I was an adult and didn’t have to listen to him, but I didn’t want Sid to worry for me. He was the one person in the world that I owed my sanity. He took me in without question and raised me as his own. I wanted him to be proud of me, so to make him happy, I went to that fucking party.
 

I didn’t drink then, so I imagined the fun to be had, hanging out with people I despised—but drunk. I tried to convince myself that it was a social experiment. I watched the herd and their following of each other. Gods forbid one went outside the norm and had an original thought and strayed from the path pushed upon them.

The girls were vipers waiting to attack. Black widows or praying mantises was a better description. I had found Blake talking to a small blonde haired girl that I didn’t recognize. We hadn’t graduated with her and she was different than them, but he was going to use her. It was his way. I liked Blake, but he was capable of so much more if he stopped trying to fit in so damn much.

He grabbed my hand in a fist as he always did and gave me the
bro hug
that so many guys do. I still wonder what movie the interaction first happened in to make it a common reaction to seeing your friend. It always made me uncomfortable.

He asked me that day when I was going to put weight on and gave me a rough shove.
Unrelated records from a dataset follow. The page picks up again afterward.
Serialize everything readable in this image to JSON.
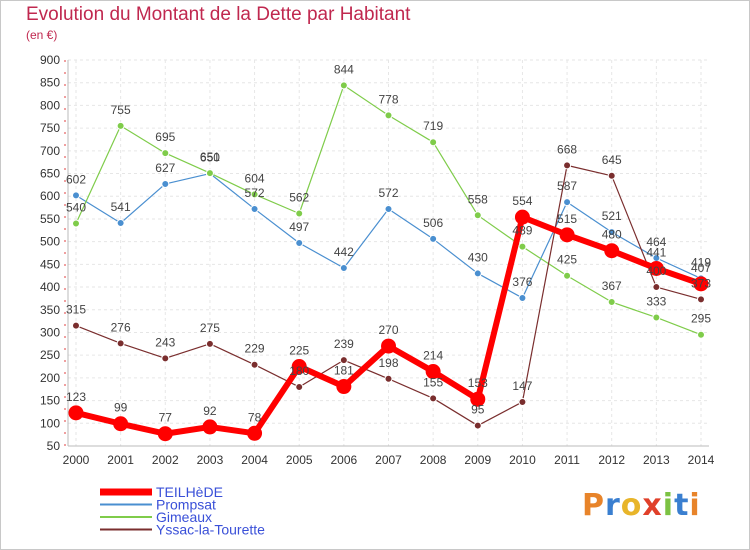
{
  "header": {
    "title": "Evolution du Montant de la Dette par Habitant",
    "subtitle": "(en €)"
  },
  "logo": {
    "text": "Proxiti",
    "colors": [
      "#e8842a",
      "#3a7fd0",
      "#e8b52a",
      "#e0402a",
      "#7cc243",
      "#3a7fd0",
      "#e8842a"
    ]
  },
  "chart_data": {
    "type": "line",
    "x": [
      "2000",
      "2001",
      "2002",
      "2003",
      "2004",
      "2005",
      "2006",
      "2007",
      "2008",
      "2009",
      "2010",
      "2011",
      "2012",
      "2013",
      "2014"
    ],
    "ylim": [
      50,
      900
    ],
    "yticks": [
      "50",
      "100",
      "150",
      "200",
      "250",
      "300",
      "350",
      "400",
      "450",
      "500",
      "550",
      "600",
      "650",
      "700",
      "750",
      "800",
      "850",
      "900"
    ],
    "grid": true,
    "legend_position": "bottom-left",
    "series": [
      {
        "name": "TEILHèDE",
        "color": "#ff0000",
        "width": 6,
        "values": [
          123,
          99,
          77,
          92,
          78,
          225,
          181,
          270,
          214,
          153,
          554,
          515,
          480,
          441,
          407
        ],
        "labels": [
          "123",
          "99",
          "77",
          "92",
          "78",
          "225",
          "181",
          "270",
          "214",
          "153",
          "554",
          "515",
          "480",
          "441",
          "407"
        ]
      },
      {
        "name": "Prompsat",
        "color": "#4a8fd0",
        "width": 1.2,
        "values": [
          602,
          541,
          627,
          650,
          572,
          497,
          442,
          572,
          506,
          430,
          376,
          587,
          521,
          464,
          419
        ],
        "labels": [
          "602",
          "541",
          "627",
          "650",
          "572",
          "497",
          "442",
          "572",
          "506",
          "430",
          "376",
          "587",
          "521",
          "464",
          "419"
        ]
      },
      {
        "name": "Gimeaux",
        "color": "#7fcc4a",
        "width": 1.2,
        "values": [
          540,
          755,
          695,
          651,
          604,
          562,
          844,
          778,
          719,
          558,
          489,
          425,
          367,
          333,
          295
        ],
        "labels": [
          "540",
          "755",
          "695",
          "651",
          "604",
          "562",
          "844",
          "778",
          "719",
          "558",
          "489",
          "425",
          "367",
          "333",
          "295"
        ]
      },
      {
        "name": "Yssac-la-Tourette",
        "color": "#7a2e2e",
        "width": 1.2,
        "values": [
          315,
          276,
          243,
          275,
          229,
          180,
          239,
          198,
          155,
          95,
          147,
          668,
          645,
          400,
          373
        ],
        "labels": [
          "315",
          "276",
          "243",
          "275",
          "229",
          "180",
          "239",
          "198",
          "155",
          "95",
          "147",
          "668",
          "645",
          "400",
          "373"
        ]
      }
    ]
  }
}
He looked at the girl after as if the shove impressed her. I didn’t stumble back when he did it and held my ground.

I ignored him and set my attention to the crowd around the fire. They were talking, but not talking.
Mindless chatter.
I thought of my new tattoo inside my arm. Salinger was right. People don’t care if you are speaking to awaken them to a truth they never thought possible. If it didn’t help them in the physical world, it was worthless and they didn’t notice. They float through life trapped in their own mind and others are a means to an end for them to get what they want.

Blake introduced the girl as Lilith and I nodded in her direction and didn’t listen as Blake told her my name. Blake wanted to have his own time with this girl, so I left him to it. She was fresh meat and the sharks waited on the sidelines in case Blake decided to drop the bait.

I sat near the fire and stayed at the party for another hour until a girl came over to talk to me. I remembered playing tag with her when we were in second grade. She was fast and always tagged me
it.
She smiled at me that night and asked to sit by me. I gave a slight nod and waved my hand. I was
it
again.

She asked me mindless questions on potential colleges, showing a false interest in my life. I had told her I didn’t understand the point because it’s filled with more people memorizing and repeating what they’re told. But in college, you get a degree that says you memorized and repeated enough to qualify you for a job. I told her I didn’t need the debt or the fucking experience.

She laughed and had told me I was depressing. I agreed, and she asked if it was because I needed to get laid. I still remember the smell of beer and peppermint as she whispered with seductive eyes, running her fingers across my Salinger tattoo, not noticing my disgust. But she noticed my disdain when I lifted her hand from my arm and flung it to her own lap.

Her eyes turned dark as she said one word through clenched teeth.
Fag
. That word and her reaction was enough to make me want to destroy, as if the rational conclusion to my not wanting to be with her must be because I preferred men. I hated these people. Their narcissistic closed minds made me ill.

As I was getting ready to leave, one of the former football players came up to me and yelled to everyone that I was gay. With a
defying grin, he had asked everyone if they made sure to watch their asses when we were in gym. Blake came over and shoved the guy away from me. He had this need to defend me and I never understood why.